I’m riding through the scorching pavements of Louisiana. It’s 2 p.m. I passionately, emotionally and thuggishly listen to Solange as she philosophically elaborates:

“I can’t be a singular expression of myself–there’s too many parts, too many spaces, too many manifestations, too many lines, too many curves, too many troubles, too many journeys, too many mountains, too many rivers, so many.”

I correlate this 5-hour journey with a personal, vulnerable journey. I patiently waited for my touchdown in Houston–directly alluding to my patience during moments where the heavy weight of the world seems to be a strain on my serotonin levels.

I reflect on my journey thus far–a 22-year-old woman of color who lacks certain privileges, yet still attributing to other privileges.

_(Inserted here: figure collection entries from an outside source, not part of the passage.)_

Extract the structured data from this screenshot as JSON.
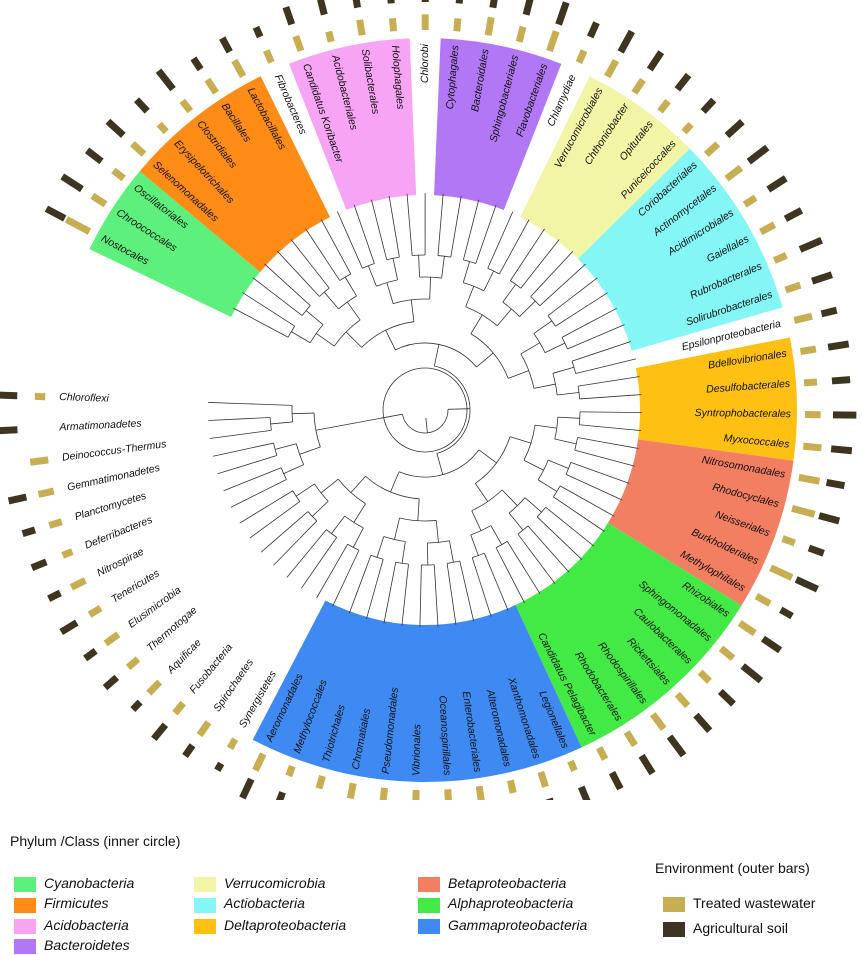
{
  "colors": {
    "Cyanobacteria": "#5ef07c",
    "Firmicutes": "#ff8c17",
    "Acidobacteria": "#f8a4f4",
    "Bacteroidetes": "#b277f4",
    "Verrucomicrobia": "#f2f5a6",
    "Actiobacteria": "#84f6f5",
    "Deltaproteobacteria": "#ffc014",
    "Betaproteobacteria": "#f37f63",
    "Alphaproteobacteria": "#43ea45",
    "Gammaproteobacteria": "#3f8af2",
    "Treated wastewater": "#c7ae52",
    "Agricultural soil": "#3d3520"
  },
  "leaves": [
    {
      "name": "Nostocales",
      "group": "Cyanobacteria",
      "tw": 1.0,
      "ag": 0.8
    },
    {
      "name": "Chroococcales",
      "group": "Cyanobacteria",
      "tw": 0.6,
      "ag": 0.9
    },
    {
      "name": "Oscillatoriales",
      "group": "Cyanobacteria",
      "tw": 0.5,
      "ag": 0.7
    },
    {
      "name": "Selenomonadales",
      "group": "Firmicutes",
      "tw": 0.6,
      "ag": 0.8
    },
    {
      "name": "Erysipelotrichales",
      "group": "Firmicutes",
      "tw": 0.4,
      "ag": 0.6
    },
    {
      "name": "Clostridiales",
      "group": "Firmicutes",
      "tw": 0.5,
      "ag": 0.9
    },
    {
      "name": "Bacillales",
      "group": "Firmicutes",
      "tw": 0.6,
      "ag": 0.5
    },
    {
      "name": "Lactobacillales",
      "group": "Firmicutes",
      "tw": 0.7,
      "ag": 0.6
    },
    {
      "name": "Fibrobacteres",
      "group": null,
      "tw": 0.5,
      "ag": 0.4
    },
    {
      "name": "Candidatus Koribacter",
      "group": "Acidobacteria",
      "tw": 0.6,
      "ag": 0.7
    },
    {
      "name": "Acidobacteriales",
      "group": "Acidobacteria",
      "tw": 0.4,
      "ag": 0.6
    },
    {
      "name": "Solibacterales",
      "group": "Acidobacteria",
      "tw": 0.6,
      "ag": 0.5
    },
    {
      "name": "Holophagales",
      "group": "Acidobacteria",
      "tw": 0.5,
      "ag": 0.4
    },
    {
      "name": "Chlorobi",
      "group": null,
      "tw": 0.6,
      "ag": 0.5
    },
    {
      "name": "Cytophagales",
      "group": "Bacteroidetes",
      "tw": 0.5,
      "ag": 0.8
    },
    {
      "name": "Bacteroidales",
      "group": "Bacteroidetes",
      "tw": 0.7,
      "ag": 0.6
    },
    {
      "name": "Sphingobacteriales",
      "group": "Bacteroidetes",
      "tw": 0.6,
      "ag": 0.7
    },
    {
      "name": "Flavobacteriales",
      "group": "Bacteroidetes",
      "tw": 0.8,
      "ag": 0.9
    },
    {
      "name": "Chlamydiae",
      "group": null,
      "tw": 0.5,
      "ag": 0.6
    },
    {
      "name": "Verrucomicrobiales",
      "group": "Verrucomicrobia",
      "tw": 0.7,
      "ag": 0.9
    },
    {
      "name": "Chthoniobacter",
      "group": "Verrucomicrobia",
      "tw": 0.6,
      "ag": 0.8
    },
    {
      "name": "Opitutales",
      "group": "Verrucomicrobia",
      "tw": 0.5,
      "ag": 0.7
    },
    {
      "name": "Puniceicoccales",
      "group": "Verrucomicrobia",
      "tw": 0.4,
      "ag": 0.6
    },
    {
      "name": "Coriobacteriales",
      "group": "Actiobacteria",
      "tw": 0.6,
      "ag": 0.8
    },
    {
      "name": "Actinomycetales",
      "group": "Actiobacteria",
      "tw": 0.7,
      "ag": 0.9
    },
    {
      "name": "Acidimicrobiales",
      "group": "Actiobacteria",
      "tw": 0.5,
      "ag": 0.8
    },
    {
      "name": "Gaiellales",
      "group": "Actiobacteria",
      "tw": 0.6,
      "ag": 0.7
    },
    {
      "name": "Rubrobacterales",
      "group": "Actiobacteria",
      "tw": 0.5,
      "ag": 0.9
    },
    {
      "name": "Solirubrobacterales",
      "group": "Actiobacteria",
      "tw": 0.6,
      "ag": 0.8
    },
    {
      "name": "Epsilonproteobacteria",
      "group": null,
      "tw": 0.7,
      "ag": 0.6
    },
    {
      "name": "Bdellovibrionales",
      "group": "Deltaproteobacteria",
      "tw": 0.6,
      "ag": 0.8
    },
    {
      "name": "Desulfobacterales",
      "group": "Deltaproteobacteria",
      "tw": 0.5,
      "ag": 0.7
    },
    {
      "name": "Syntrophobacterales",
      "group": "Deltaproteobacteria",
      "tw": 0.6,
      "ag": 0.9
    },
    {
      "name": "Myxococcales",
      "group": "Deltaproteobacteria",
      "tw": 0.7,
      "ag": 0.8
    },
    {
      "name": "Nitrosomonadales",
      "group": "Betaproteobacteria",
      "tw": 0.8,
      "ag": 0.7
    },
    {
      "name": "Rhodocyclales",
      "group": "Betaproteobacteria",
      "tw": 0.9,
      "ag": 0.8
    },
    {
      "name": "Neisseriales",
      "group": "Betaproteobacteria",
      "tw": 0.5,
      "ag": 0.6
    },
    {
      "name": "Burkholderiales",
      "group": "Betaproteobacteria",
      "tw": 0.9,
      "ag": 0.9
    },
    {
      "name": "Methylophilales",
      "group": "Betaproteobacteria",
      "tw": 0.6,
      "ag": 0.5
    },
    {
      "name": "Rhizobiales",
      "group": "Alphaproteobacteria",
      "tw": 0.7,
      "ag": 0.8
    },
    {
      "name": "Sphingomonadales",
      "group": "Alphaproteobacteria",
      "tw": 0.6,
      "ag": 0.9
    },
    {
      "name": "Caulobacterales",
      "group": "Alphaproteobacteria",
      "tw": 0.5,
      "ag": 0.7
    },
    {
      "name": "Rickettsiales",
      "group": "Alphaproteobacteria",
      "tw": 0.6,
      "ag": 0.8
    },
    {
      "name": "Rhodospirillales",
      "group": "Alphaproteobacteria",
      "tw": 0.7,
      "ag": 0.9
    },
    {
      "name": "Rhodobacterales",
      "group": "Alphaproteobacteria",
      "tw": 0.6,
      "ag": 0.8
    },
    {
      "name": "Candidatus Pelagibacter",
      "group": "Alphaproteobacteria",
      "tw": 0.5,
      "ag": 0.7
    },
    {
      "name": "Legionellales",
      "group": "Gammaproteobacteria",
      "tw": 0.4,
      "ag": 0.6
    },
    {
      "name": "Xanthomonadales",
      "group": "Gammaproteobacteria",
      "tw": 0.6,
      "ag": 0.8
    },
    {
      "name": "Alteromonadales",
      "group": "Gammaproteobacteria",
      "tw": 0.5,
      "ag": 0.7
    },
    {
      "name": "Enterobacteriales",
      "group": "Gammaproteobacteria",
      "tw": 0.7,
      "ag": 0.9
    },
    {
      "name": "Oceanospirillales",
      "group": "Gammaproteobacteria",
      "tw": 0.5,
      "ag": 0.8
    },
    {
      "name": "Vibrionales",
      "group": "Gammaproteobacteria",
      "tw": 0.6,
      "ag": 0.6
    },
    {
      "name": "Pseudomonadales",
      "group": "Gammaproteobacteria",
      "tw": 0.7,
      "ag": 0.9
    },
    {
      "name": "Chromatiales",
      "group": "Gammaproteobacteria",
      "tw": 0.6,
      "ag": 0.8
    },
    {
      "name": "Thiotrichales",
      "group": "Gammaproteobacteria",
      "tw": 0.5,
      "ag": 0.6
    },
    {
      "name": "Methylococcales",
      "group": "Gammaproteobacteria",
      "tw": 0.4,
      "ag": 0.5
    },
    {
      "name": "Aeromonadales",
      "group": "Gammaproteobacteria",
      "tw": 0.7,
      "ag": 0.8
    },
    {
      "name": "Synergistetes",
      "group": null,
      "tw": 0.4,
      "ag": 0.3
    },
    {
      "name": "Spirochaetes",
      "group": null,
      "tw": 0.6,
      "ag": 0.5
    },
    {
      "name": "Fusobacteria",
      "group": null,
      "tw": 0.5,
      "ag": 0.7
    },
    {
      "name": "Aquificae",
      "group": null,
      "tw": 0.6,
      "ag": 0.4
    },
    {
      "name": "Thermotogae",
      "group": null,
      "tw": 0.5,
      "ag": 0.6
    },
    {
      "name": "Elusimicrobia",
      "group": null,
      "tw": 0.6,
      "ag": 0.5
    },
    {
      "name": "Tenericutes",
      "group": null,
      "tw": 0.5,
      "ag": 0.7
    },
    {
      "name": "Nitrospirae",
      "group": null,
      "tw": 0.6,
      "ag": 0.5
    },
    {
      "name": "Deferribacteres",
      "group": null,
      "tw": 0.4,
      "ag": 0.6
    },
    {
      "name": "Planctomycetes",
      "group": null,
      "tw": 0.5,
      "ag": 0.5
    },
    {
      "name": "Gemmatimonadetes",
      "group": null,
      "tw": 0.6,
      "ag": 0.7
    },
    {
      "name": "Deinococcus-Thermus",
      "group": null,
      "tw": 0.7,
      "ag": 0.0
    },
    {
      "name": "Armatimonadetes",
      "group": null,
      "tw": 0.0,
      "ag": 0.7
    },
    {
      "name": "Chloroflexi",
      "group": null,
      "tw": 0.4,
      "ag": 0.8
    }
  ],
  "legend": {
    "phylum_title": "Phylum /Class (inner circle)",
    "phylum_items": [
      "Cyanobacteria",
      "Firmicutes",
      "Acidobacteria",
      "Bacteroidetes",
      "Verrucomicrobia",
      "Actiobacteria",
      "Deltaproteobacteria",
      "Betaproteobacteria",
      "Alphaproteobacteria",
      "Gammaproteobacteria"
    ],
    "env_title": "Environment (outer bars)",
    "env_items": [
      "Treated wastewater",
      "Agricultural soil"
    ]
  }
}
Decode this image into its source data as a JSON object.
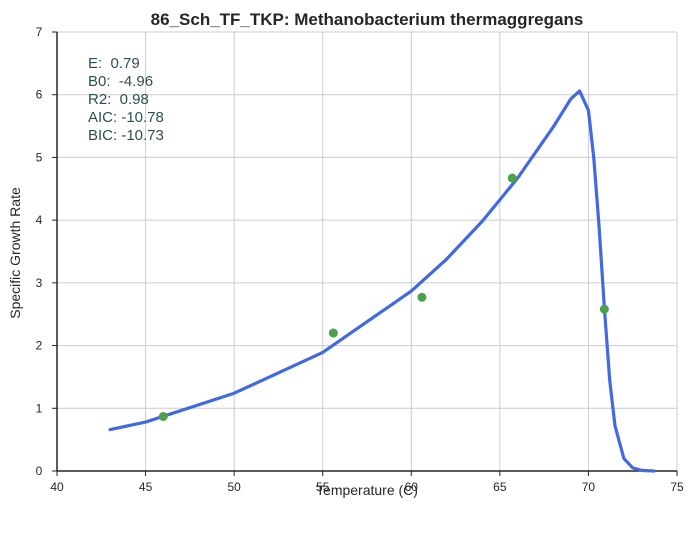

I’d struggled with understanding why my journey had ended up this way–from being singled out in school for being black and articulate–as if they were mutually exclusive. And, on the flip side, I was brought up in a college-educated, middle-class, black family who told me to appreciate how knowledge could make a Difference. Identity crisis, much? Should I be proud of who I am and the journey that I’m on, or be an inauthentic version of myself to fulfill a short-term emotional value? The journey is teaching me that there should be enough for everyone.

The Houston-based art show–There Is Enough For Everyone–was curated by two brown men, J. and Mich. Back in 2014, they donated tents and backpacks to the local homeless population under the guise of their company, “Tenativ,” and completed a 150-mile walk from Houston to Austin for a fundraiser supporting homeless youth while living out of their own cars. With vision and empathetic determination to create an authentic showcase of scarcity and abundance of people of color, they created There Is Enough For Everyone to establish awareness of a raw cultural perspective to the general public. Why? Because The Difference comes from caring. Caring means you have to do something, and doing something is the most vibrant of opportunities. And the empathy that resonates has an impact.

I think about positive representation within my community–we are to be comfortable with oneself enough to be fearless. We are to unapologetically ride the wave of ups and downs. To destigmatize failure within black and brown communities and to be able to look at mistakes as development and pursuit. To have necessary allies. To embrace the parts, spaces, lines, curves, and journeys.